Fifty years ago, Scottish landscape architect Ian McHarg proposed using natural systems in urban planning. His 1969 book Design With Nature was a guide toward what we call green infrastructure today; the use of rain gardens and infiltration galleries.
Getting local government engineers to implement green infrastructure that protects or restores water quality in developed areas will take massive and relentless public pressure on local governments.
“Tweaking current systems and practices isn’t enough,” he said. “Major change is required, and governments can’t do it. They won’t do it unless we push them.”
Derry said government engineers and elected officials are reluctant to shift from managing stormwater with curbs and gutters toward source control — managing rain where it falls — out of fear of lawsuits and insurance liabilities.
And local governments don’t believe people will maintain rain gardens or other green infrastructure on their properties, he said.
“So we have to challenge old ideas at chamber forums and talk to decision-makers,” he said. “Change will only and always comes when motivated people talk to other people.”
Derry was one of several speakers at the conference who spoke of the benefits of designing municipal systems that attempt to mimic nature. Others spoke of studies that show green spaces and urban streams improve people’s mental health, and are aesthetically pleasing.
Jody Watson, supervisor of environmental planning and initiatives for the Capital Regional District, echoed Derry’s message that public pressure can effect change.

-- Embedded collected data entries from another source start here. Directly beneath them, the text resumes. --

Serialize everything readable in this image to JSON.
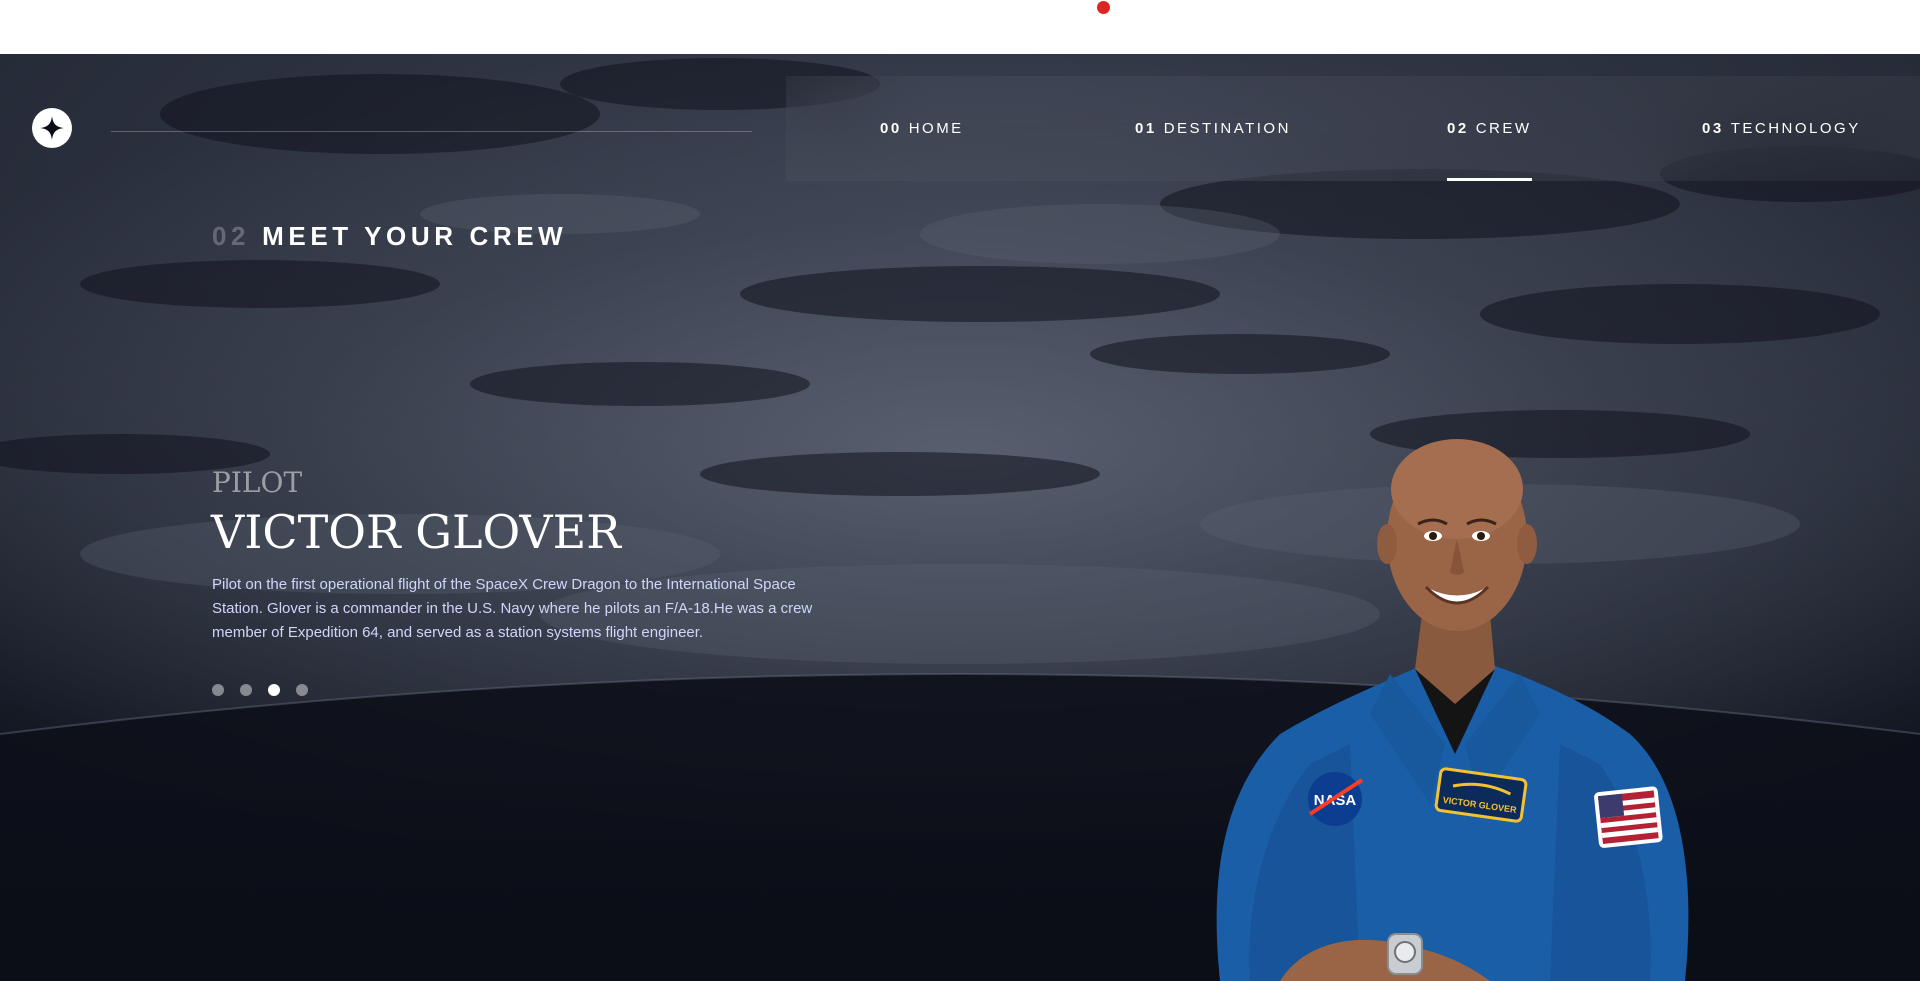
{
  "nav": {
    "items": [
      {
        "num": "00",
        "label": "HOME"
      },
      {
        "num": "01",
        "label": "DESTINATION"
      },
      {
        "num": "02",
        "label": "CREW"
      },
      {
        "num": "03",
        "label": "TECHNOLOGY"
      }
    ],
    "active_index": 2
  },
  "page": {
    "heading_num": "02",
    "heading_text": "MEET YOUR CREW"
  },
  "crew": {
    "role": "Pilot",
    "name": "Victor Glover",
    "bio": "Pilot on the first operational flight of the SpaceX Crew Dragon to the International Space Station. Glover is a commander in the U.S. Navy where he pilots an F/A-18.He was a crew member of Expedition 64, and served as a station systems flight engineer.",
    "slide_count": 4,
    "active_slide": 3,
    "badge_text": "VICTOR GLOVER"
  },
  "colors": {
    "background_dark": "#0b0d17",
    "text_light": "#d0d6f9",
    "accent_red_dot": "#e02424",
    "suit_blue": "#1a5ea8"
  }
}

Watson is also the past chair of the Bowker Creek Initiative, a successful restoration of a major waterway running through three municipalities in the Victoria area.

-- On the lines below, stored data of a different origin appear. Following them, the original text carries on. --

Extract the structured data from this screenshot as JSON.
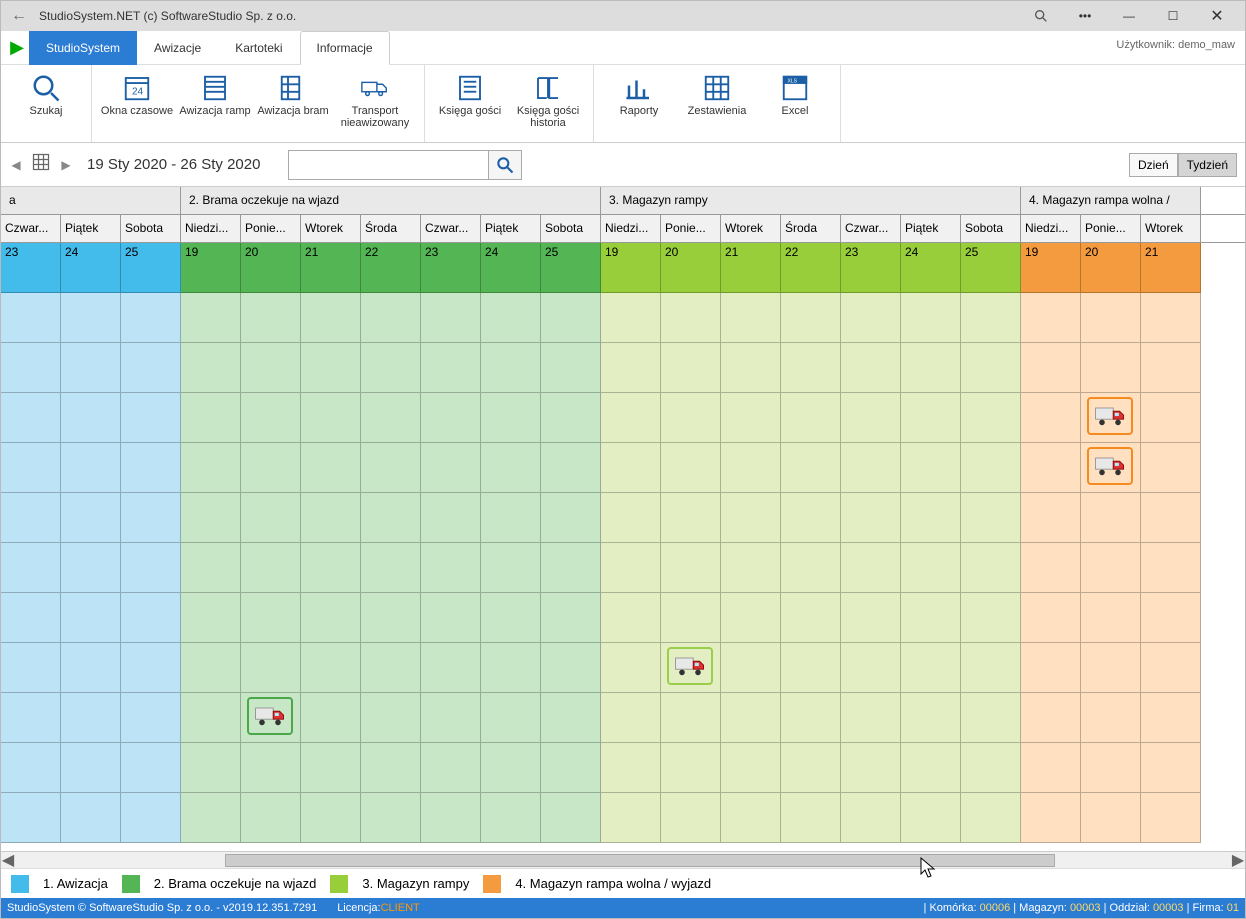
{
  "window": {
    "title": "StudioSystem.NET (c) SoftwareStudio Sp. z o.o."
  },
  "menu": {
    "primary": "StudioSystem",
    "items": [
      "Awizacje",
      "Kartoteki",
      "Informacje"
    ],
    "active": 2,
    "user": "Użytkownik: demo_maw"
  },
  "toolbar": {
    "search": "Szukaj",
    "okna": "Okna czasowe",
    "ramp": "Awizacja ramp",
    "bram": "Awizacja bram",
    "transport": "Transport nieawizowany",
    "ksiega": "Księga gości",
    "ksiegah": "Księga gości historia",
    "raporty": "Raporty",
    "zest": "Zestawienia",
    "excel": "Excel"
  },
  "subbar": {
    "range": "19 Sty 2020 - 26 Sty 2020",
    "placeholder": "",
    "day": "Dzień",
    "week": "Tydzień"
  },
  "groups": [
    {
      "name": "a",
      "cls": "c1",
      "days": [
        "Czwar...",
        "Piątek",
        "Sobota"
      ],
      "nums": [
        "23",
        "24",
        "25"
      ]
    },
    {
      "name": "2. Brama oczekuje na wjazd",
      "cls": "c2",
      "days": [
        "Niedzi...",
        "Ponie...",
        "Wtorek",
        "Środa",
        "Czwar...",
        "Piątek",
        "Sobota"
      ],
      "nums": [
        "19",
        "20",
        "21",
        "22",
        "23",
        "24",
        "25"
      ]
    },
    {
      "name": "3. Magazyn rampy",
      "cls": "c3",
      "days": [
        "Niedzi...",
        "Ponie...",
        "Wtorek",
        "Środa",
        "Czwar...",
        "Piątek",
        "Sobota"
      ],
      "nums": [
        "19",
        "20",
        "21",
        "22",
        "23",
        "24",
        "25"
      ]
    },
    {
      "name": "4. Magazyn rampa wolna /",
      "cls": "c4",
      "days": [
        "Niedzi...",
        "Ponie...",
        "Wtorek"
      ],
      "nums": [
        "19",
        "20",
        "21"
      ]
    }
  ],
  "legend": {
    "l1": "1. Awizacja",
    "l2": "2. Brama oczekuje na wjazd",
    "l3": "3. Magazyn rampy",
    "l4": "4. Magazyn rampa wolna / wyjazd"
  },
  "status": {
    "left": "StudioSystem © SoftwareStudio Sp. z o.o. - v2019.12.351.7291",
    "lic_label": "Licencja: ",
    "lic": "CLIENT",
    "right_labels": {
      "kom": "Komórka:",
      "mag": "Magazyn:",
      "odd": "Oddział:",
      "fir": "Firma:"
    },
    "right_vals": {
      "kom": "00006",
      "mag": "00003",
      "odd": "00003",
      "fir": "01"
    }
  }
}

Because local governments had given up on Bowker Creek, more and more of it was being buried and channelized.
But widespread community pressure raised the creek to the regional district’s No. 3 priority. Consultants had to convince local engineers of the value of restoring and daylighting the creek. Some staff engineers had rigidly opposed daylighting the creek.

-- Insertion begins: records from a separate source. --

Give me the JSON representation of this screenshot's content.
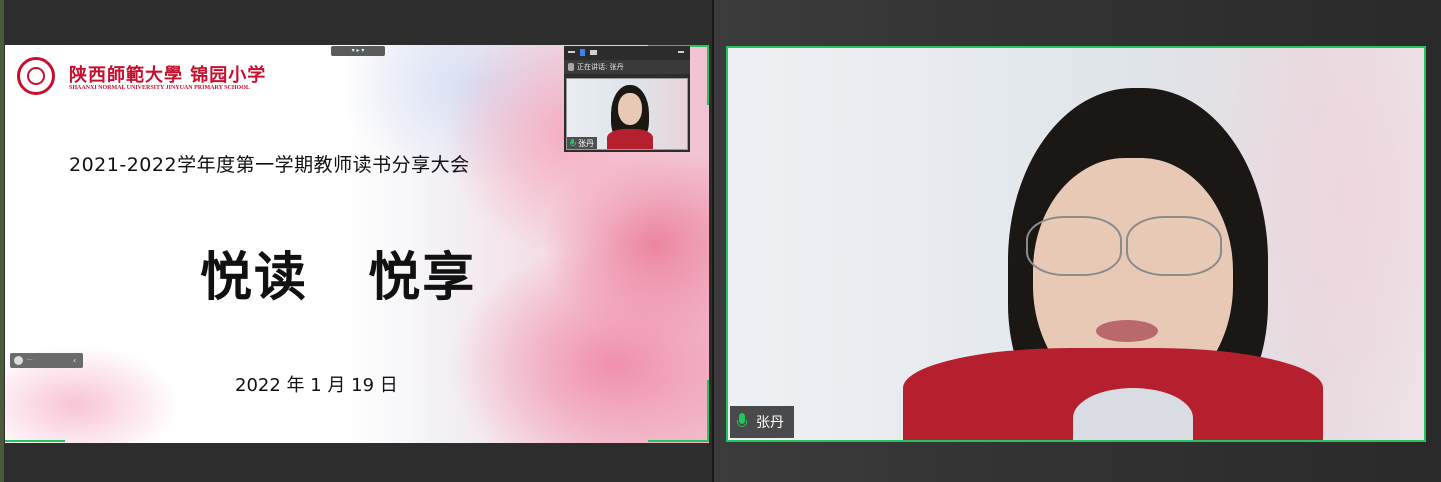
{
  "slide": {
    "school_name_cn": "陕西師範大學 锦园小学",
    "school_name_en": "SHAANXI NORMAL UNIVERSITY JINYUAN PRIMARY SCHOOL",
    "subtitle": "2021-2022学年度第一学期教师读书分享大会",
    "title": "悦读   悦享",
    "date": "2022 年 1 月 19 日"
  },
  "mini_panel": {
    "speaking_label": "正在讲话: 张丹",
    "participant_name": "张丹"
  },
  "main_video": {
    "participant_name": "张丹"
  },
  "icons": {
    "mic": "microphone-icon",
    "logo": "university-seal-icon"
  },
  "colors": {
    "active_border": "#22c55e",
    "brand_red": "#c8102e"
  }
}
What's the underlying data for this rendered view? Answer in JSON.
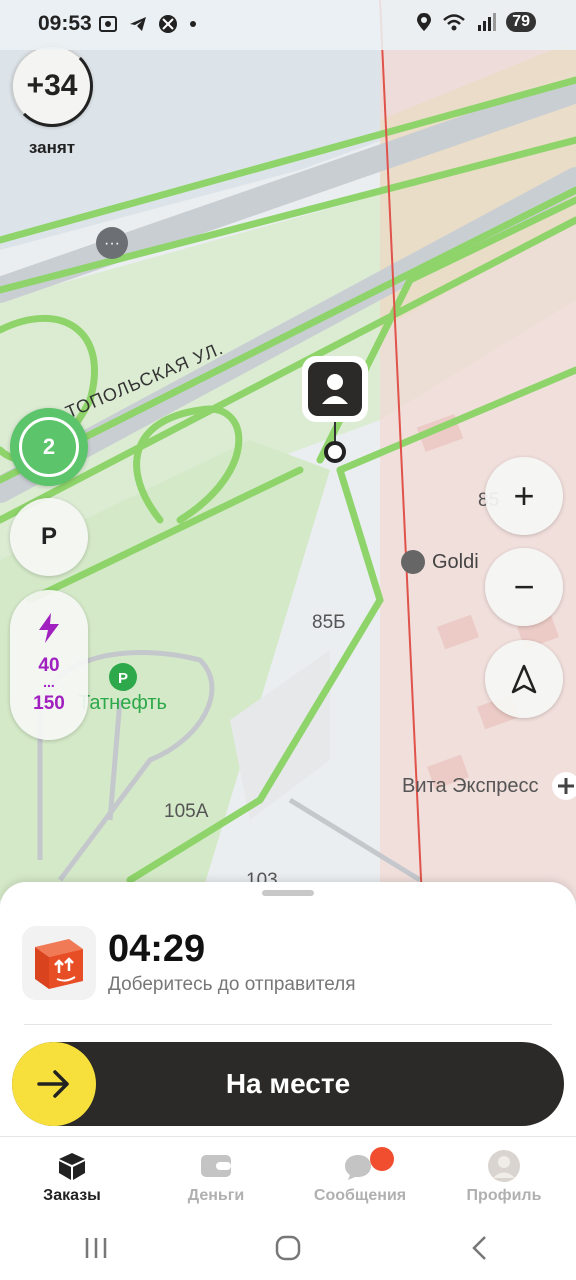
{
  "status_bar": {
    "time": "09:53",
    "battery": "79",
    "left_icons": [
      "screenshot-icon",
      "telegram-icon",
      "app-icon",
      "dot-icon"
    ],
    "right_icons": [
      "location-icon",
      "wifi-icon",
      "signal-icon",
      "battery-icon"
    ]
  },
  "driver": {
    "rating": "+34",
    "status": "занят"
  },
  "map": {
    "street_label": "ТОПОЛЬСКАЯ УЛ.",
    "poi_tatneft": "Татнефть",
    "poi_goldi": "Goldi",
    "poi_vita": "Вита Экспресс",
    "house_85b": "85Б",
    "house_85": "85",
    "house_105a": "105А",
    "house_103": "103"
  },
  "side_controls": {
    "queue_count": "2",
    "parking_label": "P",
    "tariff_top": "40",
    "tariff_dots": "...",
    "tariff_bottom": "150"
  },
  "zoom": {
    "zoom_in": "+",
    "zoom_out": "−"
  },
  "order": {
    "timer": "04:29",
    "subtitle": "Доберитесь до отправителя",
    "action_label": "На месте"
  },
  "tabs": [
    {
      "label": "Заказы",
      "icon": "box-icon",
      "active": true
    },
    {
      "label": "Деньги",
      "icon": "wallet-icon",
      "active": false
    },
    {
      "label": "Сообщения",
      "icon": "chat-icon",
      "active": false
    },
    {
      "label": "Профиль",
      "icon": "avatar-icon",
      "active": false
    }
  ],
  "colors": {
    "accent_yellow": "#f7e03c",
    "route_green": "#8ed46a",
    "tariff_purple": "#a020c0",
    "button_dark": "#2b2a28",
    "notification_red": "#f04e2e"
  }
}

“Sometimes you have to just wait for somebody to retire,” Watson said.
Derry urged conference attendees to champion better stormwater practices on several fronts.
— No expansion of urban growth boundaries. Increase urban density and “save the best of the rest,” he said.
— Require government agencies to preserve forests, not just slow down development. “There should be no net loss of forest cover,” he said.
— Ban toxins such as zinc on vehicle tires, copper on brakes, phosphorous and the micro-plastics from single-use bags and water bottles at the local, provincial and federal level.
Deery cautioned his audience not to expect instant results.
“This isn’t something that will happen overnight,” he said. “But we need to amp up the seriousness of the discussions.”
COMOX LAKE, CONSERVATION PARTNERSHIPS AND BROOKLYN CREEK
Comox Valley Regional District Senior Engineer Marc Rutten spoke to the conference about the Comox Lake Watershed Protection Plan. It’s a wide-ranging effort that involves multiple landowners and will address issues of turbidity and hydrological changes from logging activities. The watershed is the only source of drinking water for 50,000 residents.
Tim Ennis, the executive director of the Comox Valley Land Trust, spoke about the Comox Valley Conservation Partnership, one of six such groups in the province. The partnership has a unique focus on local government, and speaks with one voice on conservation issues, growth and urban forest strategies. Ennis also talked about the Kus-Kus-Sum project, which he said is more about reconciliation than restoration. “Ten acres of steel and concrete is a daunting” restoration project. But he called the recovery of the K’omoks Estuary a “fantastic model for success.”
Al Fraser and Marvin Kamenz of the Town of Comox, and Christine Hodgson of the Brooklyn Creek Watershed Society, spoke about the relationship between the town and the streamkeepers. Hodgson said over the last 13 years, the streamkeepers have raised about $300,000 ($100,000 in-kind) for in-stream work to improve fish habitat. The town has roughly matched the group’s fundraising. The streamkeepers also do annual smolt counts and public education for neighboring residents.